“Well, you’ll see…you know who tonight.”
An exasperated sigh leaves me. “I can handle seeing Eli, Mom. Not like we’re going to talk to each other.”
Mom and Autumn share a look. One I don’t bother trying to decipher.
“Come on,” I say to my sister, nudging her out of the way so I can walk out the front door before her. “Let’s go.”
Autumn follows after me, and we both climb into her Mercedes SUV, taking off without saying much. I keep my hands clutched together in my lap, my mind running through the infinite possibilities of what might happen between Eli and me if we get a chance to talk after the game.
“Mom’s just worried about you,” Autumn says, as if she needs to fill up the silence. “She thinks you’re not over Eli.”
I consider what she said for a few seconds. “I’m not.”
Autumn sends me a quick startled glance. “You should hate him.”
“I sort of do,” I admit. “But I still love him, Autumn. We didn’t have any closure. He just—broke up with me over the phone and that was it.”
“He’s such a dick,” she mutters under her breath, but I don’t acknowledge her, or agree with her either.
Because yes, Eli Bennett is a complete dick.
But he’s also the love of my life. I can’t stop thinking about him.
No matter what I do, or where I’m at, he’s there. Lingering in the back of my mind, reminding me of what we once had.
And what we’ve now lost.
“He doesn’t deserve your love,” Autumn says, her voice stronger. “How he broke up with you was so…awful.”
“My leaving him felt like a betrayal,” I say, trying to understand where he was coming from. If anyone knows how he thinks, it’s me. I’ve been pretty much it for him over these last few years. “In his eyes, I did him wrong.”
“Complete nonsense.”
“Not to him.”
“Why are you defending him?”
“I don’t know,” I say with a shrug, staring out the window at the scenery passing by. “I’m trying to understand why he reacts the way he does.”
“So you’re trying to understand how an asshole behaves?” Autumn retorts. “Don’t bother. We can never understand them.”
“Hasn’t Ash ever done something that’s infuriated you? You guys argue, I know you do,” I say, wanting her to admit that her relationship isn’t perfect. No matter how good it looks to everyone else.
I know my sister. She can be argumentative. We used to have some big fights when we were younger.
“We do, sometimes. It’s better lately. I think we appreciate each other more and make our time together count, since we’re apart a lot,” Autumn says.
“Eli and I used to do the same thing. Until I left him,” I say morosely.

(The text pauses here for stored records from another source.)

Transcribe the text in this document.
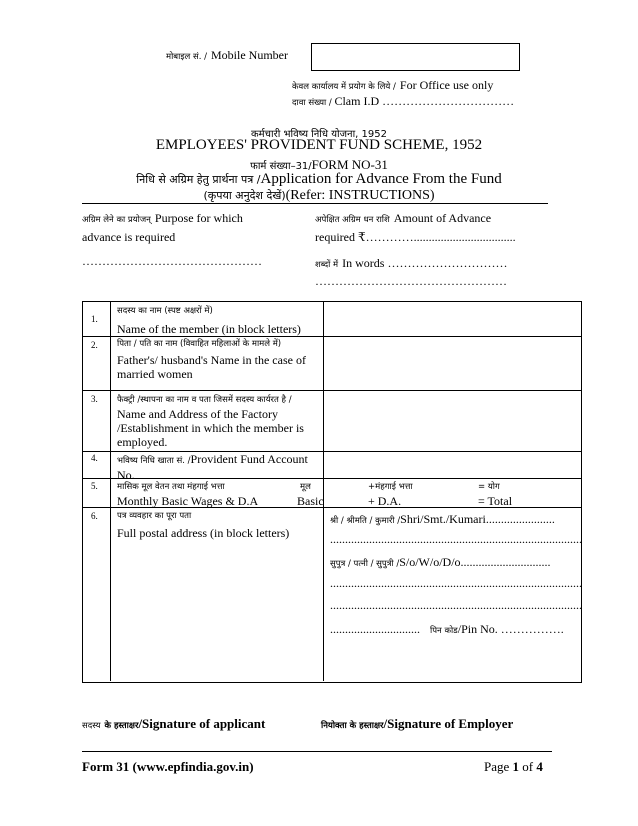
मोबाइल सं. / Mobile Number
केवल कार्यालय में प्रयोग के लिये / For Office use only
दावा संख्या / Clam I.D ……………………………
कर्मचारी भविष्य निधि योजना, 1952
EMPLOYEES' PROVIDENT FUND SCHEME, 1952
फार्म संख्या–31/FORM NO-31
निधि से अग्रिम हेतु प्रार्थना पत्र /Application for Advance From the Fund
(कृपया अनुदेश देखें)(Refer: INSTRUCTIONS)
अग्रिम लेने का प्रयोजन् Purpose for which
advance is required
………………………………………
अपेक्षित अग्रिम धन राशि Amount of Advance
required ₹…………..................................
शब्दों में In words …………………………
…………………………………………
1.
सदस्य का नाम (स्पष्ट अक्षरों में)
Name of the member (in block letters)
2. पिता / पति का नाम (विवाहित महिलाओं के मामले में)
Father's/ husband's Name in the case of married women
3. फैक्ट्री /स्थापना का नाम व पता जिसमें सदस्य कार्यरत है / Name and Address of the Factory /Establishment in which the member is employed.
4. भविष्य निधि खाता सं. /Provident Fund Account No.
5. मासिक मूल वेतन तथा मंहगाई भत्ता
Monthly Basic Wages & D.A
मूल
Basic
+मंहगाई भत्ता
+ D.A.
= योग
= Total
6. पत्र व्यवहार का पूरा पता
Full postal address (in block letters)
श्री / श्रीमति / कुमारी /Shri/Smt./Kumari.......................
....................................................................................
सुपुत्र / पत्नी / सुपुत्री /S/o/W/o/D/o..............................
....................................................................................
....................................................................................
.............................. पिन कोड/Pin No. …………….
सदस्य के हस्ताक्षर/Signature of applicant	नियोक्ता के हस्ताक्षर/Signature of Employer
Form 31 (www.epfindia.gov.in)	Page 1 of 4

“Please. You temporarily left for an opportunity you couldn’t pass up. What if he got an opportunity like yours? What if he got the chance to do something football-related for the summer that would entail him leaving for three months? You would’ve supported him, no questions asked,” she says.
“I don’t know what I would’ve done,” I say, because it’s the truth. It’s easy for me to say that yes, I totally would’ve supported him, but maybe I would’ve been mad. We would’ve argued. I could’ve asked him to choose football or me, right?
I frown. Maybe not. Football is important to him. I would never make him choose. I would’ve made it work, no matter what.
And that’s what fuels me for the rest of the drive down to Fresno. Knowing that I would’ve supported him no matter what, while he’s over there making rash decisions and deciding my fate for me.
He’s always been impulsive. Emotional. He says things he doesn’t mean, and sometimes, those things are hurtful.